Sunset in Montreal…Friday Fictioneers.

The end came, stabbing her in the heart. Grabbing her by the throat, until she flopped lifeless on the floor. No discussion. No argument. Not even a raised voice. All he left was a text:”It’s over”. Blew their marriage up like a bomb. No regrets.

Death would’ve been hard, but there would’ve been a post mortum. Something concrete. Anguish, tears and questioning. Yet, without a body, there was just an anguished, endless void, and no one to yell at.

Kate wasn’t above murder, revenge, a crime of passion. Yet, she preferred the road less travelled.

Roger was the perfect weapon…


100 words.

This has been another contribution to Friday Fictioneers hosted by Rochelle Wishoff Fields. Thanks PHOTO PROMPT © Dale Rogerson

Unfortunately, this effort didn’t hit the mark and I’m still trying to work out how to salvage it. In the meantime, I had another go at it: An Unpredictable End

Best wishes and thanks for all your constructive feedback.

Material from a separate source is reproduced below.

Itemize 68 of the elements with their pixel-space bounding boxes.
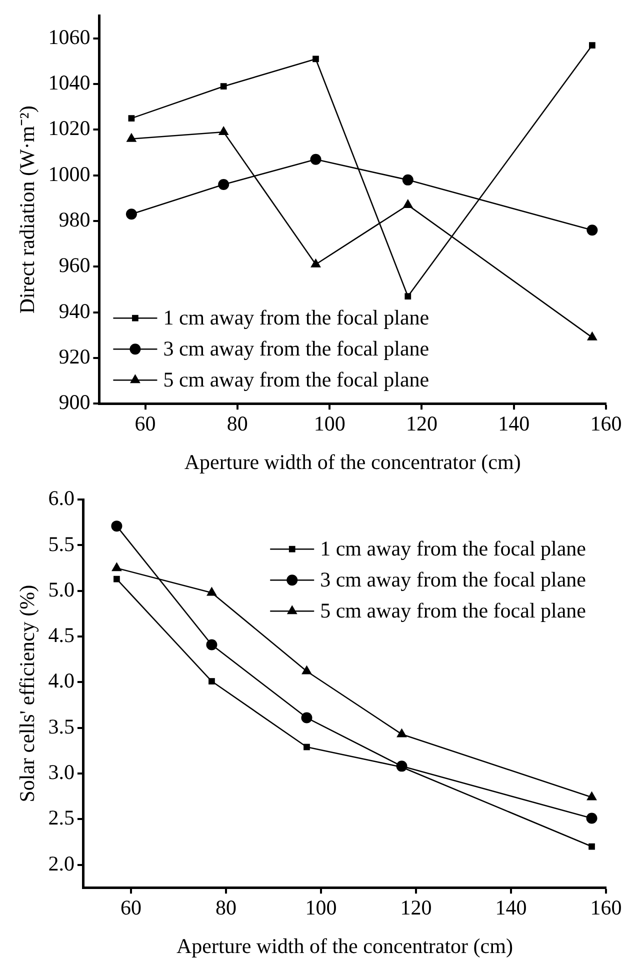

29 thoughts on “Sunset in Montreal…Friday Fictioneers.

  1. michael1148humphris

    The mental anguish of a unexpected marriage breakdown came across, I guess Rodger will be her new toy boy.

  2. pennygadd51

    I think the difficulty with this story is that you’ve tried to use death metaphorically to convey the intensity of the emotions involved, but you’ve not differentiated sufficiently between physical reality and metaphor. That’s left me baffled as to what’s going on, I’m afraid.

  3. Rowena Post author

    Hi Penny,
    Thanks for your feedback. I’m going to go back and revisit the original take after reading your feedback, and in the meantime, I ended up writing a new variation which I’ve posted separately. I was using those graphic, physical symptoms to describe her grief and agree that I need to clarify things better. I’d appreciate your feedback on my second effort please.
    By the way, it is Winter here and our homes aren’t built for the cold and I really shouldn’t need to be putting on the heater and yet my fingers are frozen. It’s rather tricky trying to type with lumps of ice.
    Hope you are having a great week.
    Best wishes,

  4. Rowena Post author

    Yes, I as trying to think of where to take this. How do you recover from such a devastating hit? I remember a bit of advice from my single days: “If you can’t have the one you love, love the one you’re with. If you can’t love the one you’re with, turn out the light.”
    Best wishes,

  5. Rowena Post author

    I think I might’ve been thinking of 007. I trying to fix this one up a bit and ended up posting a second attempt. I think the first one fell victim to trying to tell a longer strong within the 100 word limit. Here’s the link. I’d be interested in your feedback.
    Best wishes,

  6. michael1148humphris

    Rowena I often find after posting a piece of flash that was created to a weeks deadline. That a piece which seemed not to work as I intended, can redevelope into something special as I respond to the comments. Hope your fingers are warmer, the winter sounds painfull there

  7. Rowena Post author

    Thanks for the encouragement, Michael. I do intend coming back to it.
    The cold isn’t too bad. It’s midnight now and 14 degrees celsius. It’s more our reaction to it. The cold is an Australians kryptonite. Hope you have a great week.
    Best wishes,

  8. StuHN

    I’m assuming Roger was the reason for the hubster text. Since she was not above murder…Roger, good scapegoat.

  9. Rowena Post author

    Roger was a momentary lapse of judgement, who has been superseded with facing the music head on.
    Best wishes,

  10. Rowena Post author

    It never actually occured to me that Roger might’ve been the cause of the husband’s so I might need to have a bit of a chat with my heroine. Sounds like she’s been keeping secrets.
    Best wishes,

  11. Dale

    I got the emotional death caused by receiving such a text (chicken-shit husband not able to do it in person)
    I am of the type to say… your loss and move on. However, this Roger fellow may be her way of getting even… whomever he is)

  12. jillyfunnell

    Dumped by text – what a rat. I really enjoyed your description of her “death” which is actually the death of her marriage. I imagine Roger is the lover but, you know what, the trouble is her ex sounds like a selfish person who won’t care anyway.

  13. Rowena Post author

    It’s very tempting to paint her ex as all villain, but if I turned it into a longer piece, I’d like to create just a little bit of doubt. It was even suggested that she might’ve already been carrying on with Roger and hence the text. The intrigue is definitely building.
    Best wishes,

  14. Léa

    With all the summers I spent in Western Canada, I am sorry I never got to the east… Say hello for me. Canada holds some lovely memories.